Retailers selling products online in Pakistan often run into big problems, Allana explains. As many as 20% of deliveries don’t make it to consumers because it is often difficult to find the right address; as a result, many shoppers don’t bother making further deliveries. Also, Pakistan has a cash-on-delivery culture and by the time delivery agents have collected cash and the logistics provider has reconciled the account, merchants have often begun suffering cashflow problems.
“Our thesis at Rider was that if we started small, solved problems one by one, and then optimised the solution before moving on to the next problem, we could make e-commerce work much more effectively,” Allana says.
So it has proved. Rider set up shop in Karachi in 2019 with just four members of staff and made only 10 deliveries in its first month. But three years on, its logistics network covers 60% of Pakistan’s population in 60 cities across the country; it has now made more than 3 million deliveries, and staff numbers are closing in on 700.

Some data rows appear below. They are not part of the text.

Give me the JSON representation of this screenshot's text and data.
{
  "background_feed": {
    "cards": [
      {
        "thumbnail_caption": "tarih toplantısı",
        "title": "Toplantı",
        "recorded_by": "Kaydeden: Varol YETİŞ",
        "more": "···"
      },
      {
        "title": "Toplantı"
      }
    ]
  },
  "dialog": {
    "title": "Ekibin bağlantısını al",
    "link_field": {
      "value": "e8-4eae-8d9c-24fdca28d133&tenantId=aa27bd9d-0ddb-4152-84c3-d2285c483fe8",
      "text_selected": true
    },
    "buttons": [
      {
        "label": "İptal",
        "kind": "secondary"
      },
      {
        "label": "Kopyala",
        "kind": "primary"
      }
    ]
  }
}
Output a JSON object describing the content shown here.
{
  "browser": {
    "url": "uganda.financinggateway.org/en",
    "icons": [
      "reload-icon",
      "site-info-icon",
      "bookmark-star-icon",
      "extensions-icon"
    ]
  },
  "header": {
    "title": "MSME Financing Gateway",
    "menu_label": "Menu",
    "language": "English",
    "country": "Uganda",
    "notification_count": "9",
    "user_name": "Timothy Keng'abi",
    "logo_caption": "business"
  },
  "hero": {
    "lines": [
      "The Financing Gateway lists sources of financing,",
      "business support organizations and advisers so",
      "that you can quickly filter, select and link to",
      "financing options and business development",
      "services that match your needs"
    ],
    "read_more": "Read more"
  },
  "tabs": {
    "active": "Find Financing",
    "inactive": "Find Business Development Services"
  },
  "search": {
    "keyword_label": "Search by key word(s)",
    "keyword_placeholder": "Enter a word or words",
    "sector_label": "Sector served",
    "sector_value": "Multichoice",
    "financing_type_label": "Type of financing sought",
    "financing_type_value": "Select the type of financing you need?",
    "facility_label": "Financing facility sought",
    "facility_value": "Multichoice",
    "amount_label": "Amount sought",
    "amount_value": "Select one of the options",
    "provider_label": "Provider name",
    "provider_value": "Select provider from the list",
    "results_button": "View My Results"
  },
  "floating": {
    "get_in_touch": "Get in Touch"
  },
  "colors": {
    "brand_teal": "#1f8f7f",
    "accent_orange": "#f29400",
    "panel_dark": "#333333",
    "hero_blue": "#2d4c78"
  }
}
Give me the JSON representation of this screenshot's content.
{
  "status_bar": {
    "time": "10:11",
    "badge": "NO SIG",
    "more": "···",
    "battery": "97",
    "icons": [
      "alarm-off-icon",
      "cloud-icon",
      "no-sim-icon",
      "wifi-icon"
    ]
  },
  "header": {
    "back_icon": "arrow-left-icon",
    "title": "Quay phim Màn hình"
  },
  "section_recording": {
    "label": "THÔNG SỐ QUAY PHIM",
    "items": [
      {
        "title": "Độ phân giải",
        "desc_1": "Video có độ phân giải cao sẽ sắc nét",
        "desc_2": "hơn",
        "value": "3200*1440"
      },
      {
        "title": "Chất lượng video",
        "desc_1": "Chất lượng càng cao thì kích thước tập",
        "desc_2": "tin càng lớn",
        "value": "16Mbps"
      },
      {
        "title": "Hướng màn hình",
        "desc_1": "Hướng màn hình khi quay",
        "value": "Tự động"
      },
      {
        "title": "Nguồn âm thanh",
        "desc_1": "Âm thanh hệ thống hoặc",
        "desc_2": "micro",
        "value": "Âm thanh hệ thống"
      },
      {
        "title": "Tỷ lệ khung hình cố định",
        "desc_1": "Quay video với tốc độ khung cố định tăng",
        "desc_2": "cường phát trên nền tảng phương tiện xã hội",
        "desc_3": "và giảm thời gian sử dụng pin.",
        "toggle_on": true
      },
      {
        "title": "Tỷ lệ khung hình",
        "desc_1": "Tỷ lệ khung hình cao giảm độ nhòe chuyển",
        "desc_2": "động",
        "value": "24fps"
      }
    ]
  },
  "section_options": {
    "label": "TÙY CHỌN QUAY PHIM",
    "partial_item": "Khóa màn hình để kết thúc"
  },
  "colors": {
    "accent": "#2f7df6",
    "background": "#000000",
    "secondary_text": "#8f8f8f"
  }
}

Rider’s advantage over Pakistan’s incumbent logistics providers has been that Allana and his team were able to build a business from scratch. The company operates through 16 hubs across the country, picking up products from merchants who have received an online order and scanning them in order to decide which hub they need to go to. Once the product arrives at the hub, it is scanned again and sent to a delivery centre, from where it is allocated to a bag to be picked up by a Rider delivery agent.
Around 80% of these agents are employed directly by the company, with the rest sourced from the gig economy in order to provide flex and scale-up potential. Agents are given automated routes, calculated for maximum speed and efficiency by Rider’s software. The aim is to provide an Amazon-style next day delivery service with much greater success rates than Pakistan’s incumbent logistics businesses; currently, completed deliveries are running at about 91%, Allana says.